Vascular dementia (VD) together with Alzheimer's disease (AD) are the most prevalent types of late life dementia. The important pathological process-Chronic cerebral hypoperfusion (CCH) contributes to both AD and VD. Recent years, accumulating evidence indicate that Fingolimod (FTY720) is neuroprotective to acute cerebral ischemic stroke animal model and now on the way for its clinical translation. Much less attention is paid in FTY720's role in chronic cerebral hypoperfusion (CCH)-related brain damage. To investigate whether FTY720 can improve CCH-induced spatial memory loss and its underlying mechanism, two-vessel occlusion (2VO) rats were subjected to intraperitoneal FTY720 injection for consecutive 7 weeks (1mg/kg, i.p) from day 8 post-operation. Spatial memory was tested with Morris Water Maze (MWM), brains of rats were harvested for an assay of molecular, biochemical and pathology tests.

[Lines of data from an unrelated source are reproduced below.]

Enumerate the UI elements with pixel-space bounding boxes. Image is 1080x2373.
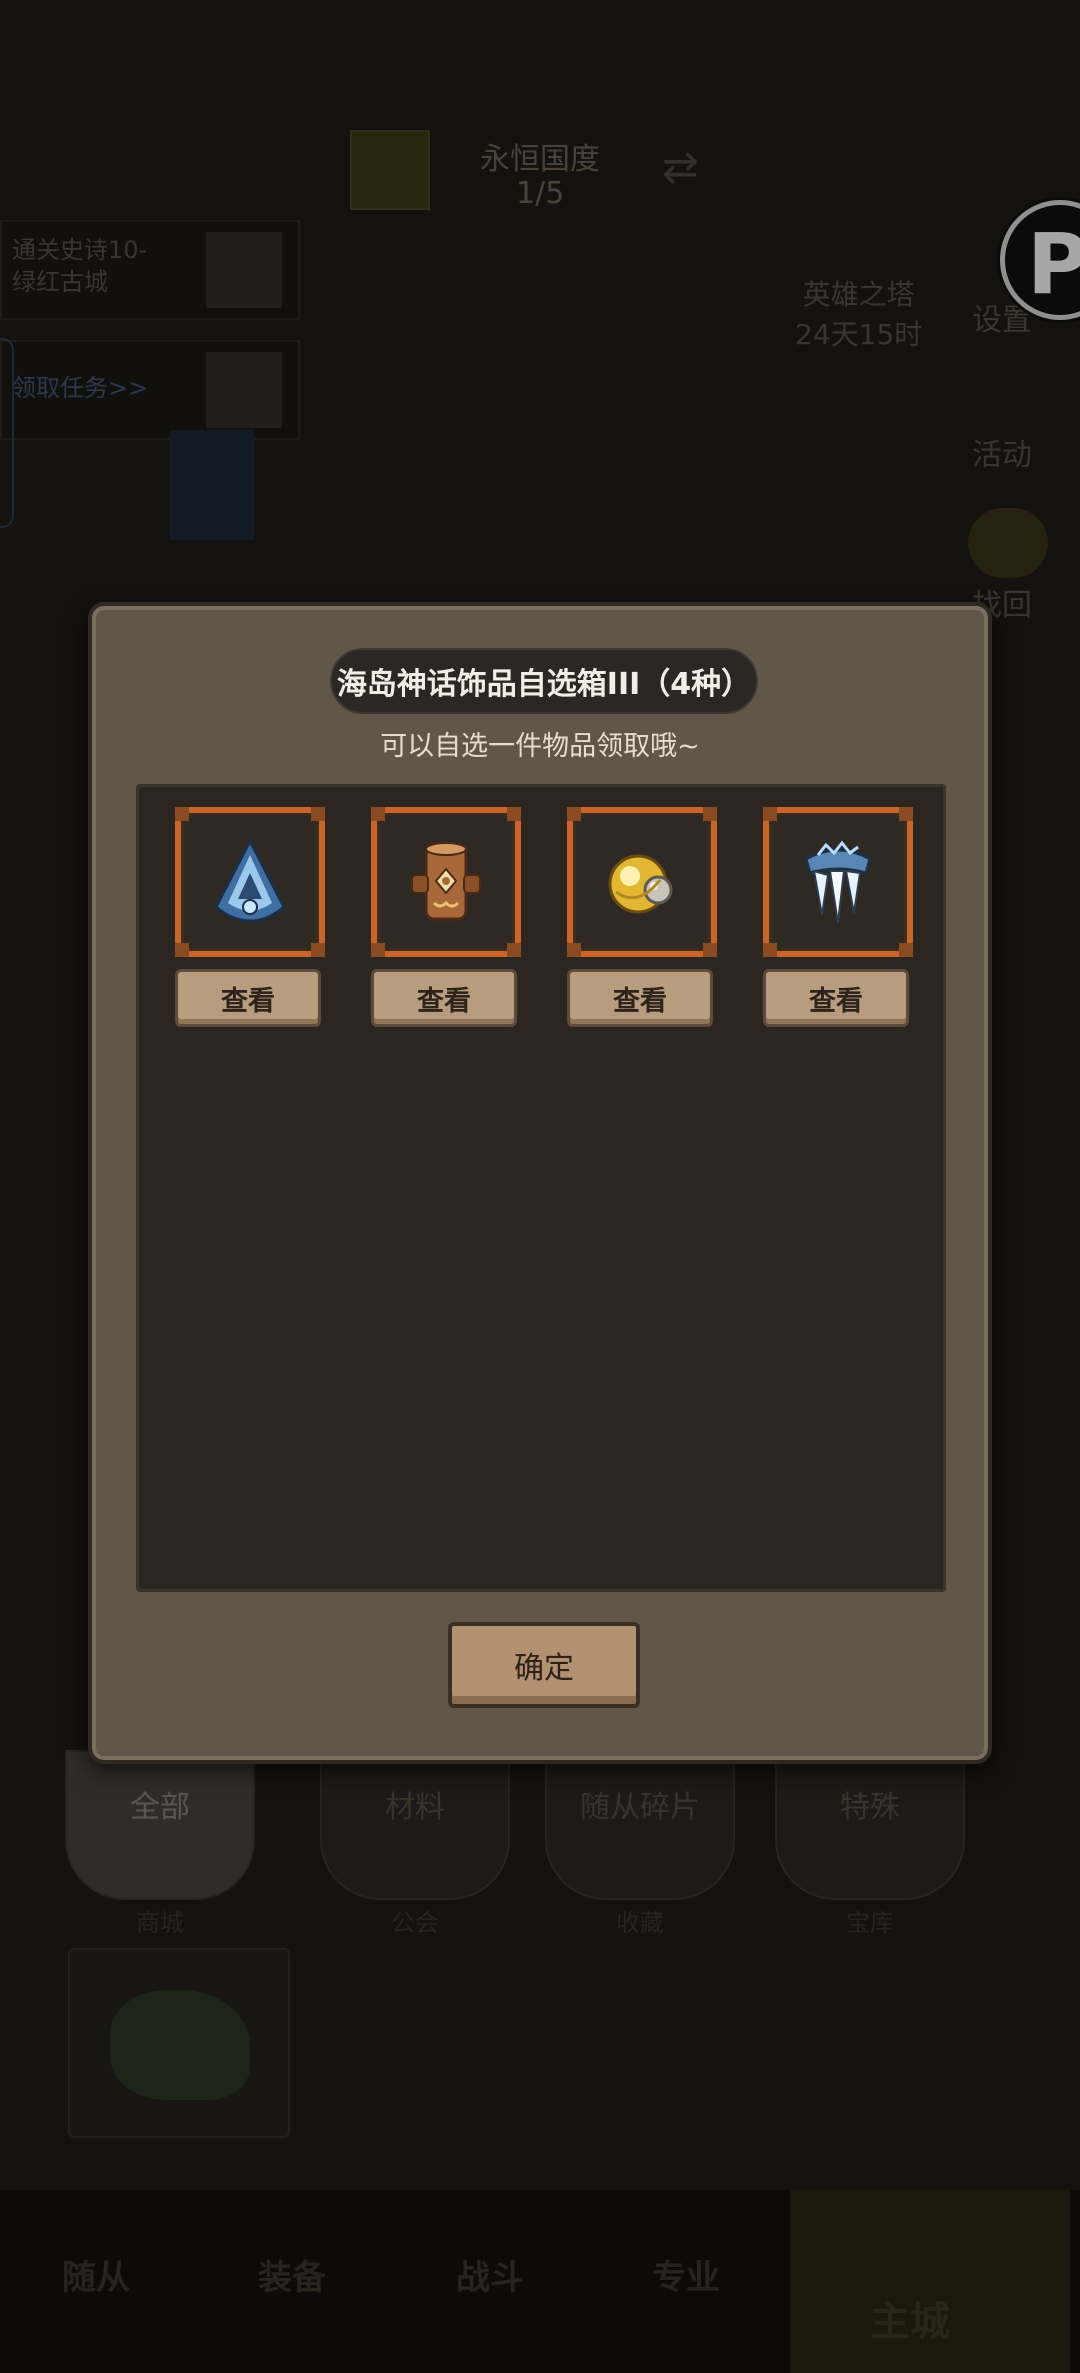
dialog-title: 海岛神话饰品自选箱III（4种）	[330, 648, 758, 714]
view-button[interactable]: 查看	[567, 969, 713, 1027]
confirm-button[interactable]: 确定	[448, 1622, 640, 1708]
item-grid: 查看 查看 查看 查看	[136, 784, 946, 1592]
item-slot[interactable]	[175, 807, 325, 957]
item-slot[interactable]	[763, 807, 913, 957]
view-button[interactable]: 查看	[371, 969, 517, 1027]
golden-orb-icon	[608, 854, 673, 914]
view-button[interactable]: 查看	[763, 969, 909, 1027]
view-button[interactable]: 查看	[175, 969, 321, 1027]
ice-crystal-claw-icon	[804, 840, 872, 924]
reward-item: 查看	[763, 807, 913, 1027]
item-slot[interactable]	[567, 807, 717, 957]
reward-item: 查看	[175, 807, 325, 1027]
wooden-totem-icon	[411, 842, 481, 921]
reward-item: 查看	[371, 807, 521, 1027]
item-slot[interactable]	[371, 807, 521, 957]
selection-box-dialog: 海岛神话饰品自选箱III（4种） 可以自选一件物品领取哦~ 查看 查看 查看 查…	[88, 602, 992, 1764]
blue-hood-amulet-icon	[214, 837, 286, 923]
dialog-subtitle: 可以自选一件物品领取哦~	[380, 731, 700, 762]
reward-item: 查看	[567, 807, 717, 1027]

We found that FTY720 treatment significantly reduced the escape latency and increased the target quadrant swimming time of 2VO rats in MWM. The improvement of memory performance paralleled to decreased pro-inflammatory cytokine levels and Iba-1 positive cell numbers in the hippocampus of 2VO rats, indicating FTY720's beneficial effect in mitigating neuroinflammation Furthermore, we found that FTY720 can also alleviate mitochondria dysfunction in 2VO rats as manifested by Malondialdehyde (MDA) reduction and ATP content and ATPase activity upregulation in the hippocampus after treatment. As a master regulator of mitochondria, hippocampal SIRT3 activity reduced in 2VO rats compared with control group. Interestingly, we found no change in hippocampal SIRT3 activity or mitophagy event after FTY720 injection, either. In summary our results show that FTY720 can improve CCH-induced spatial memory loss. The mechanism may involve neuroimmune modification and SIRT3 independent regulation of mitochondrial dysfunction in the hippocampus. This study provides new clues for pathological mechanism of CCHinduced cognitive impairment.